# 10 Correlation Analysis

For illustration, we are going to Boston Housing price data. You can find the description in the link below.

https://archive.ics.uci.edu/ml/datasets/Housing

``> url = "https://archive.ics.uci.edu/ml/machine-learning-databases/housing/housing.data"``
``> housing = read.table(url)``
``> str(housing)``

How many variables and rows are there?

506 observations and 14 variables.

Set user friendly names to the columns

``> colnames(housing) = c("CRIM", "ZN", "INDUS", "CHAS", "NOX", "RM", "AGE" ,"DIS", "RAD", "TAX", "PTRATIO", "B", "LSTAT", "MEDV")``

Find correlation among the variables

``> cor(housing)``

Reduce decimal places in the correlation matrix

> round(cor(housing), 2)

Find answers to the following questions

1. Which variables are correlated with MEDV having absolute value of correlation coefficient > 0.5?
2. Which variables are positively correlated with MEDV and which are negatively correlated?
3. Which variables are strongly correlated (absolutely correlation coefficient is close to 0.80)?

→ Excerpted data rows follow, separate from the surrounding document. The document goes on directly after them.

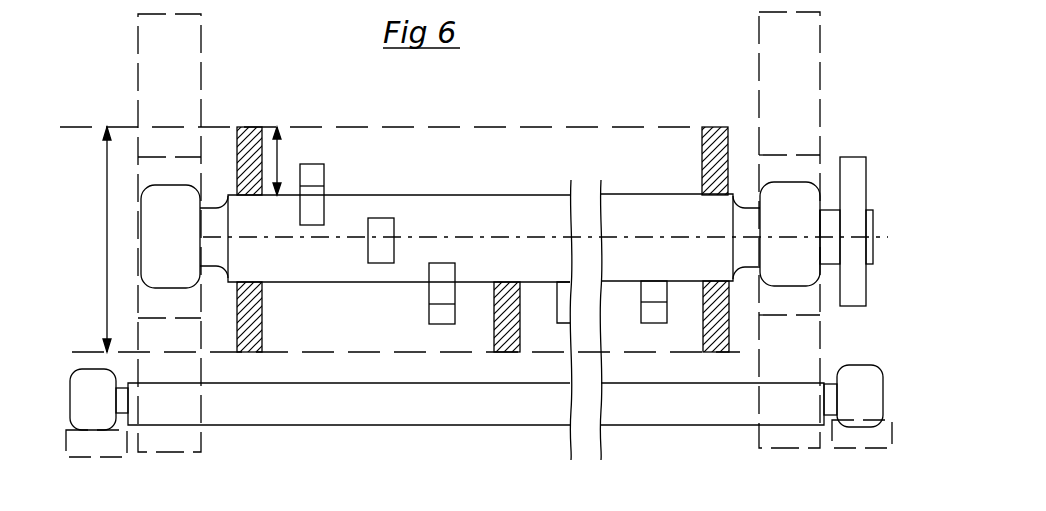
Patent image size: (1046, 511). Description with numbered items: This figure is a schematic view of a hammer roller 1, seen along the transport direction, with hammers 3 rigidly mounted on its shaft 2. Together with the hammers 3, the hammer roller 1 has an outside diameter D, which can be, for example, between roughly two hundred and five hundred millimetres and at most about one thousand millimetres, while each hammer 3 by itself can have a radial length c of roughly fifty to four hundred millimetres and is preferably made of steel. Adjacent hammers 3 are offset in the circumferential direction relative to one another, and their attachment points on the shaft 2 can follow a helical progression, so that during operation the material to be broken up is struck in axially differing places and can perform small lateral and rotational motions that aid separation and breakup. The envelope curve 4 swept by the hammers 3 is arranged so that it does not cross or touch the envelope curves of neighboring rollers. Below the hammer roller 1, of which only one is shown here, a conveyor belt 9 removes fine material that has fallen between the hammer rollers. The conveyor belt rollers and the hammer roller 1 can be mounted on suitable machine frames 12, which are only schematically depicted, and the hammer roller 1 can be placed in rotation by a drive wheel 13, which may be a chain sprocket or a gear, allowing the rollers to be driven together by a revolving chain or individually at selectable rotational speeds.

The hammer roller 1 is at (522, 163).
The shaft 2 is at (517, 233).
The hammers 3 is at (247, 138).
The envelope curve 4 is at (626, 126).
The conveyor belt 9 is at (400, 405).
The machine frame 12 is at (800, 38).
The drive wheel 13 is at (853, 198).
The outside diameter D is at (107, 218).
The radial length c is at (280, 153).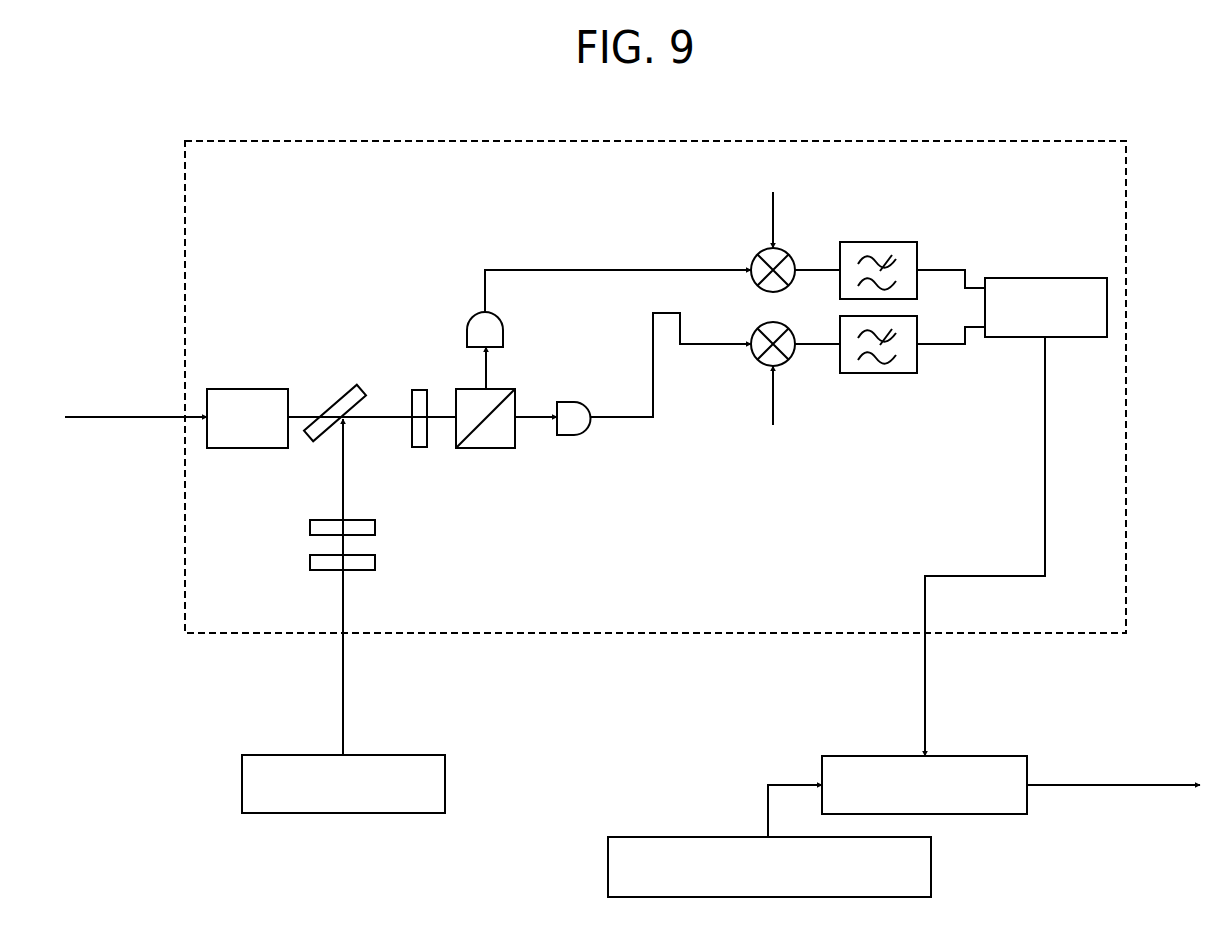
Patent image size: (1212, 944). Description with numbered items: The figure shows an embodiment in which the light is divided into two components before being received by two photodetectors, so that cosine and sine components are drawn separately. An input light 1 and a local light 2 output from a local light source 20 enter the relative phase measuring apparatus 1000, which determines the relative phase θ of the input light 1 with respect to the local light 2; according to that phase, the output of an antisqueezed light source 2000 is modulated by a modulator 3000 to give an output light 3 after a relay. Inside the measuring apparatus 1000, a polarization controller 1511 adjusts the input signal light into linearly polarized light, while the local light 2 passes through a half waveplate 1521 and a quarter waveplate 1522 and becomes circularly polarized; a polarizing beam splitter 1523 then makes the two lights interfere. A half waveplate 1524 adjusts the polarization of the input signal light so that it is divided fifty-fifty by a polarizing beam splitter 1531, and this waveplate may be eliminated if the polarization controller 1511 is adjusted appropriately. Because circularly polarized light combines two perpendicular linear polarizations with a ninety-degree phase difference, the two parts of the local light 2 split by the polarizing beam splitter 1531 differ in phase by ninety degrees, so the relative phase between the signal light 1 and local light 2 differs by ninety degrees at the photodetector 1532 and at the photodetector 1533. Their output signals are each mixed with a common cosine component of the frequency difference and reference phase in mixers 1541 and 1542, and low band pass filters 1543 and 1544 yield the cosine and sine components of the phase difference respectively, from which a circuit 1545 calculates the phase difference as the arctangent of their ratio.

Find confidence interval for a pair of variables

``\$ cor.test(housing\$MEDV, housing\$LSTAT)``

Find statistical significance for the variables. For that you can use Hmisc package.

``> require(Hmisc)``
``> rcorr(as.matrix(housing))``

p-values are confidence score of the correlation. Hypothesis tests use p-value to weigh the strength of the evidence (what the data are telling you about the population). It is number between 0 to 1. Interpretation is like this:

• A small p value (< 0.05) indicates strong evidence against null hypothesis, so you reject it.
• A large p-value (> 0.05) indicates weak evidence against the null hypothesis, so you cannot reject it.
• Marginal (p = 0.05) non conclusive.

Exercise: find correlation based on Swiss fertility dataset.